Action definitely requires sensory input or else you risk confusing/alienating the reader. You can deprive the reader of certain sensory information if you are careful, but there is a thin line between disconcerting someone (which horror almost always does) and becoming annoying to them (which good literature of any stripe should generally stay away from).
Great point! Deprivation is an excellent tool, as well. After all, the scariest monster is the one you don’t see. At least for a while. In Wolf’s Gambit, I made a big deal out of the sounds the shapes make as they sneak through the dark woods, between the pines. The rustle of leaves, the occasional snap of a twig. All done to terrify the character, who becomes nervous at the sounds of stalking, but hopefully also the reader, who doesn’t know when the monster — in this case a wolf — will reveal itself. When it does pounce, it’s too late. Anyway, depriving the character of the ability to see what’s in the shadows (while letting him hear) is a tried and true technique that still works harder than the effort it takes to set up.
Environment is essential for any story, as essential as plot or characters. Can you imagine a gothic ghost story without a spooky house or stormy night? Or an apocalyptic novel without a desolate, ruined landscape? This isn’t to say you can’t build an environment to suit your story – placing your ghosts in an apartment complex or your zombies in a mall, for instance – but it has to be essential to the story. In my upcoming novel The Burning Time the unbearable heat of an unusual New York summer plays a key part in the plot of the story – sure, I could have set it in southern Georgia if all I wanted was heat, but the inhabitants of a small Georgia town would be used to sweltering conditions. In upstate NY, those same temperatures cause people to act out of sorts and fry patience to a crisp.

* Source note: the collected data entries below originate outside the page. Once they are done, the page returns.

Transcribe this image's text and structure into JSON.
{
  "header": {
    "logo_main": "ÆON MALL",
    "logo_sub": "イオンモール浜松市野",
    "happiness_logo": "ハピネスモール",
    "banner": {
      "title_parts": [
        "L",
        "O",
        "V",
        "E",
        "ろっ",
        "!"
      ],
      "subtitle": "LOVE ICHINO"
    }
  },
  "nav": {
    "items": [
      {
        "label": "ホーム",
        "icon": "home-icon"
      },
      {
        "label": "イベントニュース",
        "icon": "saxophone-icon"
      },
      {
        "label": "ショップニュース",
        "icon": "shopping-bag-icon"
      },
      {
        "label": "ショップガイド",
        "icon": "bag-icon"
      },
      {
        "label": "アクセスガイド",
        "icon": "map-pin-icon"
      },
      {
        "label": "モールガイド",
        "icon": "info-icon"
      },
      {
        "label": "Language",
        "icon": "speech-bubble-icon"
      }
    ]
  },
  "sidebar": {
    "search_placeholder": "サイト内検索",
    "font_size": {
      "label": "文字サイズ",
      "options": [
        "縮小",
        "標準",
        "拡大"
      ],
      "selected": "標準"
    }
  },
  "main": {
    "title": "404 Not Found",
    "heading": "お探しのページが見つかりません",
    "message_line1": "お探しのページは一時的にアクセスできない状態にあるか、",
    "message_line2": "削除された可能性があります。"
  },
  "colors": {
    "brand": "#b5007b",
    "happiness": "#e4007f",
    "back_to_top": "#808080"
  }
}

The idea of making the environment believable is something each writer has to struggle with. If you’re writing about a small town, you need to know how people in small towns act, and react, in various situations. It’s fine to use the stereotypical setting of a small town, but you can’t stereotype the people in it. Just like your apocalyptic world – which none of us have ever experienced but we have preconceived notions about – must simultaneously meet certain expectations and go beyond a two-dimensional cookie-cutter description, so must your haunted house, your village, your apartment complex, etc.
Begin with the ordinary, the known, the expected, and then mold it slowly but surely into what you need, while at the same time keeping it familiar to your reader. That is how you maintain believeability.